Three Yeti “scalps” held at local monasteries were the hardest pieces of evidence to disprove. After much wrangling, Hillary was given permission to take one scalp abroad for one month to be examined by scientists in Paris, Chicago, and London.
“I have never believed in the existence of the snowman,” Hillary outright claimed in an interview conducted with Stars and Stripes at the start of the scalp’s scientific tour. But he did allow for the possibility he was wrong. “The scalp is hard to explain. It’s a convincing sort of specimen,” he says, likely out of deference to the Sherpa people. “The local people regard it as a yeti scalp and look upon it with respect.”
Eventually, the scientists agreed the scalp was likely a fake, possibly constructed from the skin of a serow, a goat-like creature found in the Himalayas. “Pleasant though we felt it would be to believe in the existence of the Yeti,” Hillary wrote in High in the Thin Cold Air, “when faced with the universal collapse of the main evidence in support of this creature the members of my expedition … could not in all conscience view it as more than a fascinating fairy tale.”
If Hillary had always doubted the existence of the yeti, why set off on a hunt at all?
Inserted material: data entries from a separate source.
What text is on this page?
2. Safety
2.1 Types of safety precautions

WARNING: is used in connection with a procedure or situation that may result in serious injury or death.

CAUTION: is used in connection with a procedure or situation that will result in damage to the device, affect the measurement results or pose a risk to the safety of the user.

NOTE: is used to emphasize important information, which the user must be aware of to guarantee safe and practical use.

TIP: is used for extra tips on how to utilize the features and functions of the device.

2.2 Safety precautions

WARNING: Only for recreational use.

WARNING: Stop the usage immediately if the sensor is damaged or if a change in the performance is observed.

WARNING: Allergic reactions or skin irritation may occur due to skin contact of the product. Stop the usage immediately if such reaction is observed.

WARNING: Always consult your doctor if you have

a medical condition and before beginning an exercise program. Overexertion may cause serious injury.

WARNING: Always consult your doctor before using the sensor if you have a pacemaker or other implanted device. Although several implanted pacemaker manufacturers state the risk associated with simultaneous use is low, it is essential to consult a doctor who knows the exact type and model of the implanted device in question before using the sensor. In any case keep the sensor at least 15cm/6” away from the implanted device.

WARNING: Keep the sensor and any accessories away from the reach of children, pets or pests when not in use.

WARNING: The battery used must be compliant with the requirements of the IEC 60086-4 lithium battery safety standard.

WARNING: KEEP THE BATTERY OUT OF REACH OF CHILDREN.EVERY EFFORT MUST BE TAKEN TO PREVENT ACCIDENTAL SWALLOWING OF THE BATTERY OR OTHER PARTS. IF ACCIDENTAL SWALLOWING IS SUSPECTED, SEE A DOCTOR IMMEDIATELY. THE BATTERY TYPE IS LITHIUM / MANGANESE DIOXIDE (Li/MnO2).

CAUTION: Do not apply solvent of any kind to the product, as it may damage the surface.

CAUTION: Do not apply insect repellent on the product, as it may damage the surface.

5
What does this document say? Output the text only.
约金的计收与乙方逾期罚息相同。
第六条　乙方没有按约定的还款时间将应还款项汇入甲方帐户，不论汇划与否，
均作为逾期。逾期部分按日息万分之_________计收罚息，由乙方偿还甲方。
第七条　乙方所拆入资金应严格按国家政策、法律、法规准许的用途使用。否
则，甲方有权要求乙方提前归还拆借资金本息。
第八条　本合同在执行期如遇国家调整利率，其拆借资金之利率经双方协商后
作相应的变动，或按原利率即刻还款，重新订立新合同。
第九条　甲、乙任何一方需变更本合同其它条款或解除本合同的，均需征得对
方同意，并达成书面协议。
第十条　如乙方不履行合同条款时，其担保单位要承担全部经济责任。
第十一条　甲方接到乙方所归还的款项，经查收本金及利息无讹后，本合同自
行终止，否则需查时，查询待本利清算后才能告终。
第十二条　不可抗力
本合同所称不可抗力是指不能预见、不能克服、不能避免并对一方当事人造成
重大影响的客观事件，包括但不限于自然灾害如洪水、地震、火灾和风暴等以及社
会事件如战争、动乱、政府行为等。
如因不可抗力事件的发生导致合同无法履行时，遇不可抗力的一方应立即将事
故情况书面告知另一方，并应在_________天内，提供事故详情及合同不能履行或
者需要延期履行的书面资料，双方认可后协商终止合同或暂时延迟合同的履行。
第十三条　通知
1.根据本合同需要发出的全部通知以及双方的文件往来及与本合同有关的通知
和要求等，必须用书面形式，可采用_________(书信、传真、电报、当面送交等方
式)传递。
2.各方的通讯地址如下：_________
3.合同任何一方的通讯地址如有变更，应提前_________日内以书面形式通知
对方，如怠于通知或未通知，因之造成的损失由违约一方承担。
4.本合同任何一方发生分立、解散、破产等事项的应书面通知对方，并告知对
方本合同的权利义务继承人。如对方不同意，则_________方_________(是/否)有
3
Ed Douglas, author of Tenzing: Hero of Everest and Himalaya: A Human History, suggests that Hillary used the headline-grabbing yeti hunt to get funding for the research portion of the expedition. “The yeti was a useful marketing tool,” writes Douglas. “I doubt Hillary really believed in it except when he was talking to PR people.”
Hoyland, who claims to have encountered a yeti footprint in Bhutan, believes otherwise. “Hillary was a mountaineer, and any mountaineer will jump at the opportunity to go and hunt for a yeti. I did, too.”
Whether Hillary’s Yeti hunt was a public relations stunt or something more, not everyone was satisfied by the expedition’s findings, which came as popular belief in the yeti’s existence began to fade. “I hope we are wrong about the yeti,” Doig wrote in High in the Thin Cold Air. “Whatever one may think of the legend… there certainly is something in the high Himalayas to spark the descriptions of a shaggy red monster walking usually on two feet.”